クリスマスの季節になったので、サンタクロース姿の招き猫を引っ張り出してきました。
毎年、クリスマスの飾りつけに参加させるのを、うっかり忘れてしまっていた猫でした。
この招き猫は、20年ほど前に、中野にあった招き猫屋さんで出逢ったものです。


フードの周りや、前垂れ、袖口、そして足元にも、毛皮というよりレース編みのような飾り布が描かれています。
そして足には長靴を履き、手には革手袋をはめています


丁寧に手書きされているのに、生地は型抜きしたものではなく、流し込みでつくってあります。
使われている絵の具からしても、なんとなく、市販の立体塗り絵用の招き猫に、誰かが絵付けしたという感じを、ぷんぷん匂わせています。

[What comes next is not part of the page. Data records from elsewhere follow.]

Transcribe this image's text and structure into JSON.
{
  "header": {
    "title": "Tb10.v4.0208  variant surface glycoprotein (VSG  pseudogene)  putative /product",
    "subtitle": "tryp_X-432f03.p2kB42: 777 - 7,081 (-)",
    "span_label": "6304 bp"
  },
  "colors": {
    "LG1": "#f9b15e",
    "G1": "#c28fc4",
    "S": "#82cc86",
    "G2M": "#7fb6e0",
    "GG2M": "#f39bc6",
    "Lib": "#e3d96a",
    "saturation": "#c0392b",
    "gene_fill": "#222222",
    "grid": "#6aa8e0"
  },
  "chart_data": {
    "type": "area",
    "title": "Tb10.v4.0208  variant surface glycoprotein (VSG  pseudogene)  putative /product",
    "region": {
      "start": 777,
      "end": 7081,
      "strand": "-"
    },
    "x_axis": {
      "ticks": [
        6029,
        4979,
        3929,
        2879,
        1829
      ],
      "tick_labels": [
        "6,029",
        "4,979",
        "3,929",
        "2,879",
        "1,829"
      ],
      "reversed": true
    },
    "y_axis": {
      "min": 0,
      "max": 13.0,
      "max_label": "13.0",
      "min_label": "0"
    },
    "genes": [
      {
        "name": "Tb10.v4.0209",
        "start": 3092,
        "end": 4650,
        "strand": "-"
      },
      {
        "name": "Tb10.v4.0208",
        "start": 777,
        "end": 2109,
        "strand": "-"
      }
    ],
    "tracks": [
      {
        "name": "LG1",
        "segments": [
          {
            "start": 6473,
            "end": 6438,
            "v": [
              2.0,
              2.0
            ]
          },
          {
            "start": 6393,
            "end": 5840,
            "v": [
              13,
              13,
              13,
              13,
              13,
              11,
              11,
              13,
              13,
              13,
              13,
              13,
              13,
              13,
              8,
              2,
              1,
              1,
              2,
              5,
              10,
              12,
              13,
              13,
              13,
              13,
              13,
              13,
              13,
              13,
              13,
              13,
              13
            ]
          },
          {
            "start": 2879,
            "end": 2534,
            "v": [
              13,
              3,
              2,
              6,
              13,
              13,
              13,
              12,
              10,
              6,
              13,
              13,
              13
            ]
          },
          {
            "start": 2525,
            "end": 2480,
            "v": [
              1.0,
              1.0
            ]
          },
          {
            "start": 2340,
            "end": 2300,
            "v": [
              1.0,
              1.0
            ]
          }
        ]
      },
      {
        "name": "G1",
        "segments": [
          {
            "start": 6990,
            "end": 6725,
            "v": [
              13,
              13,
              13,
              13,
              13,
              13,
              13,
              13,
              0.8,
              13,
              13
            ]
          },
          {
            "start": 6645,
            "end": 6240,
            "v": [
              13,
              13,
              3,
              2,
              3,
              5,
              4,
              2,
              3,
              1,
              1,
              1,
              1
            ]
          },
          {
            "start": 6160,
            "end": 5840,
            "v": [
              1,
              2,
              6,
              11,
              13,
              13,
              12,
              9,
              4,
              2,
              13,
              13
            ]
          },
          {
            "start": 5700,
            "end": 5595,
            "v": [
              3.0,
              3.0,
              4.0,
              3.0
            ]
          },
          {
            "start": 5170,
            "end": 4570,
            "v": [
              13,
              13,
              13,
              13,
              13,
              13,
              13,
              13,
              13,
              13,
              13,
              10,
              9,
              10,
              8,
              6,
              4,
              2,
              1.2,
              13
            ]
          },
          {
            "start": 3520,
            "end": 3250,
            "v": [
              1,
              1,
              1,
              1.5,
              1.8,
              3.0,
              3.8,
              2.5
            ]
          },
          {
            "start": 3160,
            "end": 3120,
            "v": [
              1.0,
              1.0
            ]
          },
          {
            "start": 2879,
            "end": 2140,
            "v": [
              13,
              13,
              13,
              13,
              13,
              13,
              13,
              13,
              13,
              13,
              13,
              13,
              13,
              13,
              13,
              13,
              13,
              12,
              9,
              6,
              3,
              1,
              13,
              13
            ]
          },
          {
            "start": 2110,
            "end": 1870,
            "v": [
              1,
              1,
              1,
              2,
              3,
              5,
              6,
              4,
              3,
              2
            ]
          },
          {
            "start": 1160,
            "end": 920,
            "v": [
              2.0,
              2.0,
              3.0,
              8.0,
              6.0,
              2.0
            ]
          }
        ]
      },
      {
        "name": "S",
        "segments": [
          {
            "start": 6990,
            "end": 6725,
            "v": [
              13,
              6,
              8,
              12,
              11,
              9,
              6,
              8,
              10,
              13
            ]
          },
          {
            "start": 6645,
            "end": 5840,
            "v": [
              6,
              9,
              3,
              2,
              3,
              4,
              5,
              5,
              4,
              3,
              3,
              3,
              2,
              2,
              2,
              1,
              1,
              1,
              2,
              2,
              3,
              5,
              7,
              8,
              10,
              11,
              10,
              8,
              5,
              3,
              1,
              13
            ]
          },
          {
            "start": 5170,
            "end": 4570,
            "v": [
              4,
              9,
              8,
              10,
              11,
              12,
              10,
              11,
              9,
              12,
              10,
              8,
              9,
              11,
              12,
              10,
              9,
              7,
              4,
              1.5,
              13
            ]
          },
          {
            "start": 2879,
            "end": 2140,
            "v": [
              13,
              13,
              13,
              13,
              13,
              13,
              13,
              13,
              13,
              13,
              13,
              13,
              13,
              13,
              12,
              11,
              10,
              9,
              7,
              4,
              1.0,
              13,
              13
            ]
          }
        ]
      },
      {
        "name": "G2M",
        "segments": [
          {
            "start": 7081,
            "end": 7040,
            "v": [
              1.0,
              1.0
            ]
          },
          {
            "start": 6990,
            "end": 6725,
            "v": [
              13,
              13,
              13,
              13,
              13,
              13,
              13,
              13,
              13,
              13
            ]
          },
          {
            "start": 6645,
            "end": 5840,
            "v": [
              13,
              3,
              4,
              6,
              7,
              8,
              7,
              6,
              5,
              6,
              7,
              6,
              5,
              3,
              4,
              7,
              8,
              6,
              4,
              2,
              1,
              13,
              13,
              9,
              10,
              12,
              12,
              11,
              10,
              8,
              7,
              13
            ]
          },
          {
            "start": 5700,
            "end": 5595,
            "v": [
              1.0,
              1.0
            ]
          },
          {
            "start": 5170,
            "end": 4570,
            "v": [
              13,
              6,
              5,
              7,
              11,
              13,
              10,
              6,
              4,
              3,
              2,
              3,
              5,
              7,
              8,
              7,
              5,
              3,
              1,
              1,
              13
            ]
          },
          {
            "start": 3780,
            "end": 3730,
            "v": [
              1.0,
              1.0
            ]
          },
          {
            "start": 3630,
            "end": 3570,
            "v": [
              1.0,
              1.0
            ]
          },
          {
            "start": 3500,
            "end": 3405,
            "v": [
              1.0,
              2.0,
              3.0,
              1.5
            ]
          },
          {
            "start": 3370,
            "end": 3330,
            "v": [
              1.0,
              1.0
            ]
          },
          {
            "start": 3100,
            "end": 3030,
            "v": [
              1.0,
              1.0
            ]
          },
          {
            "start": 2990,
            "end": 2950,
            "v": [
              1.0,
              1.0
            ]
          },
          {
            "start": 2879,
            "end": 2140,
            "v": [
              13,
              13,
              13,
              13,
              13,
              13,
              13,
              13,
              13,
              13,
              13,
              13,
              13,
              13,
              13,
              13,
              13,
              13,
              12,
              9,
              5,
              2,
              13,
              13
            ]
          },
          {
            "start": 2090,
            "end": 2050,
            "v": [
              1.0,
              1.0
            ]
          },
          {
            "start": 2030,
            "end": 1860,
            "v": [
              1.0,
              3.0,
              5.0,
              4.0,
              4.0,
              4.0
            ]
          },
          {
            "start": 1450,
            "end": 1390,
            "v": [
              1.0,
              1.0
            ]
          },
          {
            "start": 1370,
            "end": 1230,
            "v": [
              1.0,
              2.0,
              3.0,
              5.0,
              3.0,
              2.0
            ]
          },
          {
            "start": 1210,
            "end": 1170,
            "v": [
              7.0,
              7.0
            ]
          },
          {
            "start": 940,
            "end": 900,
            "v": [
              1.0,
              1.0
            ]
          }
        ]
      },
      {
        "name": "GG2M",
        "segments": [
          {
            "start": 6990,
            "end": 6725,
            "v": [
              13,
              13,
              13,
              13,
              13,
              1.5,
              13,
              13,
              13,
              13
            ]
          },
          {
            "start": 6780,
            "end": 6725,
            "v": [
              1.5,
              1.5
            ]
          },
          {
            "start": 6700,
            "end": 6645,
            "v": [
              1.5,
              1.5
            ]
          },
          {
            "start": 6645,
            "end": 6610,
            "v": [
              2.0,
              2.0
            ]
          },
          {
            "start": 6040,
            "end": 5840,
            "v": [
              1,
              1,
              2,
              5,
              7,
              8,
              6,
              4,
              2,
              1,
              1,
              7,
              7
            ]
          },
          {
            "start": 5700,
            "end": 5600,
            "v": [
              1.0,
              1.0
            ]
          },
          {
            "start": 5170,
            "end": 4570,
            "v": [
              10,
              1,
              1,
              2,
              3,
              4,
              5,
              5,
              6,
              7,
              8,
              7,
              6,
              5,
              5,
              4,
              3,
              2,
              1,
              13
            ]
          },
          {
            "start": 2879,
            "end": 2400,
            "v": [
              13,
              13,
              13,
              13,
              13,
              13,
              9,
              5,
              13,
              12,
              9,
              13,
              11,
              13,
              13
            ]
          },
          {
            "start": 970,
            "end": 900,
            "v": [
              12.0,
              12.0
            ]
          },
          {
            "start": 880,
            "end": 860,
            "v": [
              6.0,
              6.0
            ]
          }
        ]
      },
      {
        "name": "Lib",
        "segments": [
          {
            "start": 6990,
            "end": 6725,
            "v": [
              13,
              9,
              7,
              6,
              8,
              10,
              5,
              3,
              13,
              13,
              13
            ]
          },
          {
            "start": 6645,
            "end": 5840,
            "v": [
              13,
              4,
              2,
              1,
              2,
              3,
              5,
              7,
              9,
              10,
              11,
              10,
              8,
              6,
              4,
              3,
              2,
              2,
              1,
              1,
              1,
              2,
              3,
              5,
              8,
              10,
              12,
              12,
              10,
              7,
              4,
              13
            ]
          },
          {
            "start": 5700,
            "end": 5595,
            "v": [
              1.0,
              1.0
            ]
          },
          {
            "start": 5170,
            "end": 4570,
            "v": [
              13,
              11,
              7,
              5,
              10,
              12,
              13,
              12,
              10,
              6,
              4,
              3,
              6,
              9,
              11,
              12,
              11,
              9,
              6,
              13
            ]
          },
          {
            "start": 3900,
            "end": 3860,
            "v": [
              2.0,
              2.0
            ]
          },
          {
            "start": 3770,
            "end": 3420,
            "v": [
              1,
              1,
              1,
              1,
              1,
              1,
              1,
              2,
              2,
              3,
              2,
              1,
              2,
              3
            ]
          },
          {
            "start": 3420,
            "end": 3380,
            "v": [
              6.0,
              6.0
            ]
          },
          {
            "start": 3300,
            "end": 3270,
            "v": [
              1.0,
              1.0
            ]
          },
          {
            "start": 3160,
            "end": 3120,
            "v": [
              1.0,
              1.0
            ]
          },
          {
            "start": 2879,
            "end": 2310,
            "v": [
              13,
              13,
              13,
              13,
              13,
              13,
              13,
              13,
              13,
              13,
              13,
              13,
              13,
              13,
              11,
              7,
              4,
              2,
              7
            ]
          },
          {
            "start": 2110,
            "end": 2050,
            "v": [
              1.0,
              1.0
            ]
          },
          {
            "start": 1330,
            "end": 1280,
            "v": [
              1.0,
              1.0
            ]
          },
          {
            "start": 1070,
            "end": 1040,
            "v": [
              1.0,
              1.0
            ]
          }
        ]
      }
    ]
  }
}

3.11の地震にも壊れず、元気にしていますが、これと出逢ったお店は、とっくになくなってしまったと、風の便りに聞きました。







2016年11月25日金曜日

残雪


朝起きてみたら、屋根に積もった昨日の雪が、固まったまま、下へと20センチばかりずり落ちていました。


「ああぁ、早朝に行くなんて約束しなければよかったな」
と、恐る恐る家を出たのになんてこと、車で3分も走ったら、道が乾いていて、田んぼにもどこにも、雪がほとんど残っていません。


屋根に雪がわずかに残っている家もあるけれど、全然雪が残っていない屋根がたくさんあります。


帰り道、気をつけてみたら、田んぼにも屋根にも雪が残っているのは、我が家のあたりだけ、地形と
降り方によって、こんなに差が出るものとは思ってもみませんでした。





2016年11月24日木曜日


雪が降っています。
ここ、八郷に来て、11月に雪が降るのは、初めてです。年内に降ることさえめったになく、冬を通して降らない年もありました。
 

朝起きたときは積もっていませんでしたが、絶えまなく降っているので、ずいぶん積もってきました。
 

我が家はOMソーラーで暖房しています。そのため、お天気さえよければ屋根の上のガラス箱で温めた空気を床下にためてゆっくり放熱するので、外が寒くても部屋の中は温かですが、雨の日や、雪の日は蓄熱できません。
だんだん、室温が下がるだろうと、この冬初めてのストーブを焚いています。









2016年11月23日水曜日

降誕人形の失敗

ヤフーオークションでは、写真だけで判断しますが、届いてみたら想像したものとまるっきり違っていたということは、まずありません。
それでも、ときにサイズで失敗することがあります。


この降誕人形、500円ではじまっていたので、2000円までならと入札しておいて、朝起きてみたら、落札できていたものです。
送料のやり取りで、80サイズの料金と知らされました。
「あれっ、小さいものなのになぜ?」
とちょっと不思議に思いましたが、丁寧に梱包する人だろうくらいに思って、人形は小さいと疑いもしませんでした。
ところが、受け取ってみたら、ずっしり重いのです。


開けてみると、
「あちゃぁ」
聖母マリアは、光輪を含めて15センチ以上ありました。
降誕人形なので、せいぜい、4、5センチのものだと思い込み、サイズは確認しなかったのです。


ちょっと漫画っぽい顔をしているけれど、服などはとてもきれいに描かれています。
スペインの可能性もありますが、たぶん、メキシコのものだと思われます。


しかし、大きすぎます。
というわけで、記念写真を撮ったことだし、次回の骨董市でまことさんにもらってもらうつもりです。
クリスマスには、十分間に合いそうです。